Pamięciowy
portret sprawcy
Piękny maj położył kobierce soczystej trawy wokół torów kolejki
za Siekierezadą. Na tym prawie angielskim trawniku spoczywał Mietek z butelką
wina „Bieszczady”. Pożytku z tej butelki już tyle, co z tej murawy, że
można sobie na nią popatrzeć, bo już jest nędznie pusta i ohydnie przebrzmiała.
Do Mietka dołączył Baflo i Tadek Zgrzewka. Usiedli na ciepłych podkładach i
milczeniem konwersowali z płynącym czasem.

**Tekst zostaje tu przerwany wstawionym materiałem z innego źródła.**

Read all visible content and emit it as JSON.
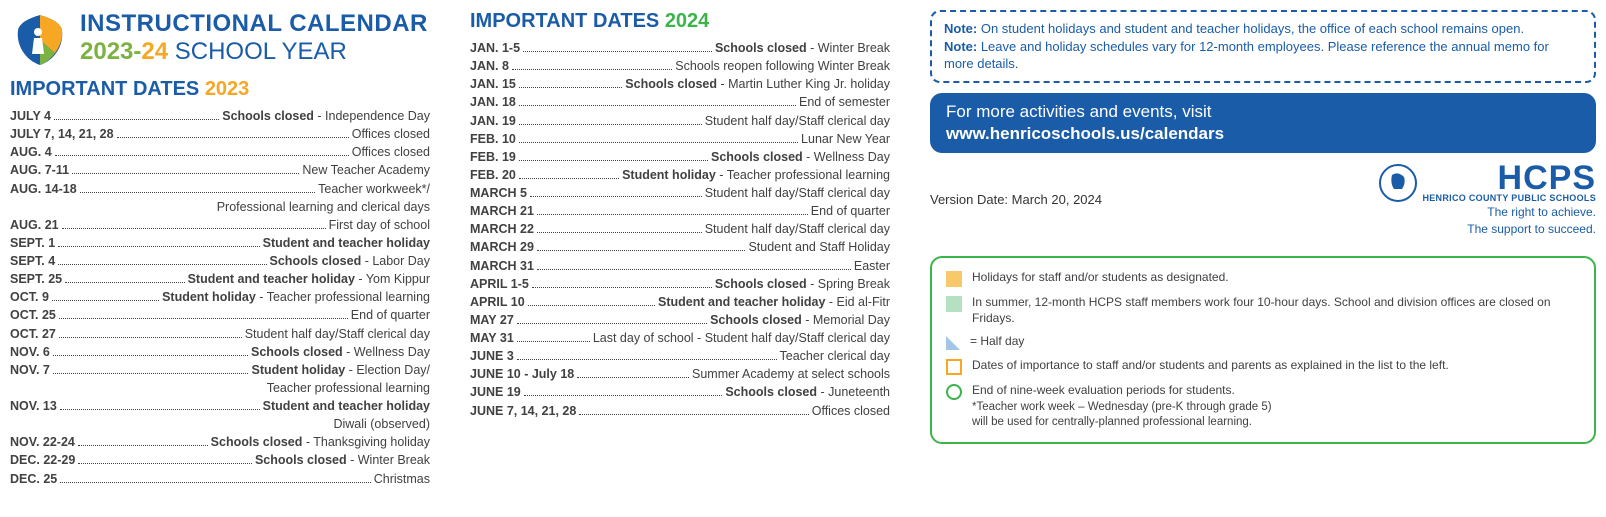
{
  "header": {
    "title": "INSTRUCTIONAL CALENDAR",
    "year_a": "2023",
    "dash": "-",
    "year_b": "24",
    "school_year": " SCHOOL YEAR"
  },
  "dates2023": {
    "heading_text": "IMPORTANT DATES ",
    "heading_year": "2023",
    "heading_year_color": "#f6a723",
    "rows": [
      {
        "d": "JULY 4",
        "t": "<span class='b'>Schools closed</span> - Independence Day"
      },
      {
        "d": "JULY 7, 14, 21, 28",
        "t": "Offices closed"
      },
      {
        "d": "AUG. 4",
        "t": "Offices closed"
      },
      {
        "d": "AUG. 7-11",
        "t": "New Teacher Academy"
      },
      {
        "d": "AUG. 14-18",
        "t": "Teacher workweek*/",
        "cont": "Professional learning and clerical days"
      },
      {
        "d": "AUG. 21",
        "t": "First day of school"
      },
      {
        "d": "SEPT. 1",
        "t": "<span class='b'>Student and teacher holiday</span>"
      },
      {
        "d": "SEPT. 4",
        "t": "<span class='b'>Schools closed</span> - Labor Day"
      },
      {
        "d": "SEPT. 25",
        "t": "<span class='b'>Student and teacher holiday</span> - Yom Kippur"
      },
      {
        "d": "OCT. 9",
        "t": "<span class='b'>Student holiday</span> - Teacher professional learning"
      },
      {
        "d": "OCT. 25",
        "t": "End of quarter"
      },
      {
        "d": "OCT. 27",
        "t": "Student half day/Staff clerical day"
      },
      {
        "d": "NOV. 6",
        "t": "<span class='b'>Schools closed</span> - Wellness Day"
      },
      {
        "d": "NOV. 7",
        "t": "<span class='b'>Student holiday</span> - Election Day/",
        "cont": "Teacher professional learning"
      },
      {
        "d": "NOV. 13",
        "t": "<span class='b'>Student and teacher holiday</span>",
        "cont": "Diwali (observed)"
      },
      {
        "d": "NOV. 22-24",
        "t": "<span class='b'>Schools closed</span> - Thanksgiving holiday"
      },
      {
        "d": "DEC. 22-29",
        "t": "<span class='b'>Schools closed</span> - Winter Break"
      },
      {
        "d": "DEC. 25",
        "t": "Christmas"
      }
    ]
  },
  "dates2024": {
    "heading_text": "IMPORTANT DATES ",
    "heading_year": "2024",
    "heading_year_color": "#3bb44a",
    "rows": [
      {
        "d": "JAN. 1-5",
        "t": "<span class='b'>Schools closed</span> - Winter Break"
      },
      {
        "d": "JAN. 8",
        "t": "Schools reopen following Winter Break"
      },
      {
        "d": "JAN. 15",
        "t": "<span class='b'>Schools closed</span> - Martin Luther King Jr. holiday"
      },
      {
        "d": "JAN. 18",
        "t": "End of semester"
      },
      {
        "d": "JAN. 19",
        "t": "Student half day/Staff clerical day"
      },
      {
        "d": "FEB. 10",
        "t": "Lunar New Year"
      },
      {
        "d": "FEB. 19",
        "t": "<span class='b'>Schools closed</span> - Wellness Day"
      },
      {
        "d": "FEB. 20",
        "t": "<span class='b'>Student holiday</span> - Teacher professional learning"
      },
      {
        "d": "MARCH 5",
        "t": "Student half day/Staff clerical day"
      },
      {
        "d": "MARCH 21",
        "t": "End of quarter"
      },
      {
        "d": "MARCH 22",
        "t": "Student half day/Staff clerical day"
      },
      {
        "d": "MARCH 29",
        "t": "Student and Staff Holiday"
      },
      {
        "d": "MARCH 31",
        "t": "Easter"
      },
      {
        "d": "APRIL 1-5",
        "t": "<span class='b'>Schools closed</span> - Spring Break"
      },
      {
        "d": "APRIL 10",
        "t": "<span class='b'>Student and teacher holiday</span> - Eid al-Fitr"
      },
      {
        "d": "MAY 27",
        "t": "<span class='b'>Schools closed</span> - Memorial Day"
      },
      {
        "d": "MAY 31",
        "t": "Last day of school - Student half day/Staff clerical day"
      },
      {
        "d": "JUNE 3",
        "t": "Teacher clerical day"
      },
      {
        "d": "JUNE 10 - July 18",
        "t": "Summer Academy at select schools"
      },
      {
        "d": "JUNE 19",
        "t": "<span class='b'>Schools closed</span> - Juneteenth"
      },
      {
        "d": "JUNE 7, 14, 21, 28",
        "t": "Offices closed"
      }
    ]
  },
  "notes": {
    "l1a": "Note:",
    "l1b": " On student holidays and student and teacher holidays, the office of each school remains open.",
    "l2a": "Note:",
    "l2b": " Leave and holiday schedules vary for 12-month employees. Please reference the annual memo for more details."
  },
  "linkbox": {
    "line1": "For more activities and events, visit",
    "line2": "www.henricoschools.us/calendars"
  },
  "version": "Version Date: March 20, 2024",
  "hcps": {
    "name": "HCPS",
    "sub": "HENRICO COUNTY PUBLIC SCHOOLS",
    "tag1": "The right to achieve.",
    "tag2": "The support to succeed."
  },
  "legend": {
    "items": [
      {
        "sw": "sw-solid",
        "t": "Holidays for staff and/or students as designated."
      },
      {
        "sw": "sw-green",
        "t": "In summer, 12-month HCPS staff members work four 10-hour days. School and division offices are closed on Fridays."
      },
      {
        "sw": "sw-tri",
        "t": "= Half day"
      },
      {
        "sw": "sw-outline-sq",
        "t": "Dates of importance to staff and/or students and parents as explained in the list to the left."
      },
      {
        "sw": "sw-outline-circ",
        "t": "End of  nine-week evaluation periods for students."
      }
    ],
    "footnote1": "*Teacher work week – Wednesday (pre-K through grade 5)",
    "footnote2": "  will be used for centrally-planned professional learning."
  },
  "colors": {
    "blue": "#1a5ca8",
    "green": "#3bb44a",
    "orange": "#f6a723",
    "lime": "#7bb241"
  }
}
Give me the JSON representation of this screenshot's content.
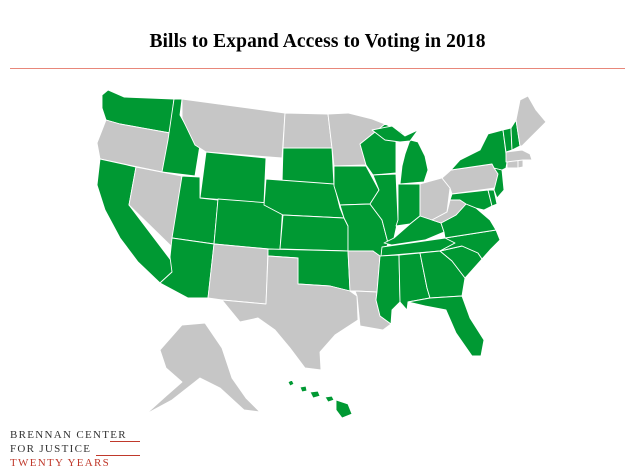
{
  "title": "Bills to Expand Access to Voting in 2018",
  "colors": {
    "bill_introduced": "#009933",
    "no_bill": "#c6c6c6",
    "rule": "#e8877a",
    "logo_accent": "#c0392b"
  },
  "map_data": {
    "type": "choropleth",
    "region": "United States",
    "states_with_bills": [
      "WA",
      "ID",
      "CA",
      "UT",
      "AZ",
      "WY",
      "CO",
      "NE",
      "KS",
      "OK",
      "SD",
      "IA",
      "MO",
      "IL",
      "IN",
      "MI",
      "KY",
      "TN",
      "MS",
      "AL",
      "GA",
      "FL",
      "SC",
      "NC",
      "VA",
      "MD",
      "DE",
      "NJ",
      "NY",
      "VT",
      "NH",
      "WI",
      "HI"
    ],
    "states_without_bills": [
      "OR",
      "NV",
      "MT",
      "ND",
      "MN",
      "NM",
      "TX",
      "AR",
      "LA",
      "OH",
      "WV",
      "PA",
      "CT",
      "RI",
      "MA",
      "ME",
      "AK"
    ]
  },
  "logo": {
    "line1": "BRENNAN CENTER",
    "line2": "FOR JUSTICE",
    "line3": "TWENTY YEARS"
  }
}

Mietek odważył się pierwszy zakłócić
tę harmonię. Chrapliwym głosem rzucił w eter:
-Wczoraj jak
zaspałem tu najebany jakiś chuj zajebał mi pół wina.
Tadek
Zgrzewka wyraźnie zainteresował się tematem, bo mózg miał sprany kacem i chyba
cokolwiek powiedziałby Mietek to Tadek by się tego czepił.
-Trza mu
najebać, pamiętasz, kto? – Zgrzewka odgadł intencje Mietka.
-Nie za
bardzo, ale spróbuję sobie przypomnieć – zmarszczył pracowicie czoło Mietek.
Tadek
wielokrotnie przesłuchiwany przez policję za drobne przywłaszczanie mienia
wziął śledztwo we własne ręce. Fachową jął naprowadzać Mietka na trop.
-Od nas był
czy nie?
-No, na
pewno od nas, bo coś do mnie nawet gadał i wiedział, jak mam na imię.
-A głos,
jaki miał?
-Taki trochę
skrzekliwy.
Słysząc to,
dotąd milczący Baflo rzekł z nieukrywanym niepokojem:
-E tam, po
pijaku to każdy skrzeczy.
Tadek
metodycznie parł do przodu:
-Wysoki czy
niski?
-Trudno mi
to ocenić, bo leżałem i ledwo podnosiłem powieki, ale chyba średniak.
Baflo drgnął
nerwowo…
-A ruchy,
jakie miał? Takie proste czy małpie?
-Na pewno
małpie – tu Mietek odpowiedział bez wahania.
-A buty,
jakie miał? – z wirtuozerią prowadził śledztwo Tadek.
-Kurwa,
pamiętam! Najebany mało widzi, ale to, co na ziemi to widzi, ten chuj miał
białe adidasy!
Baflo
podkulił nogi, na których tkwiły właśnie takie buty. Mietek z Tadkiem wlepili w
niego wzrok, Baflo nie wytrzymał tego napięcia, jak sprężyna podskoczył i
biegiem ruszył w szeroką panoramę Cisnej.
-No to mamy
pamięciowy portret sprawcy… - rzekł zimno Tadek Zgrzewka.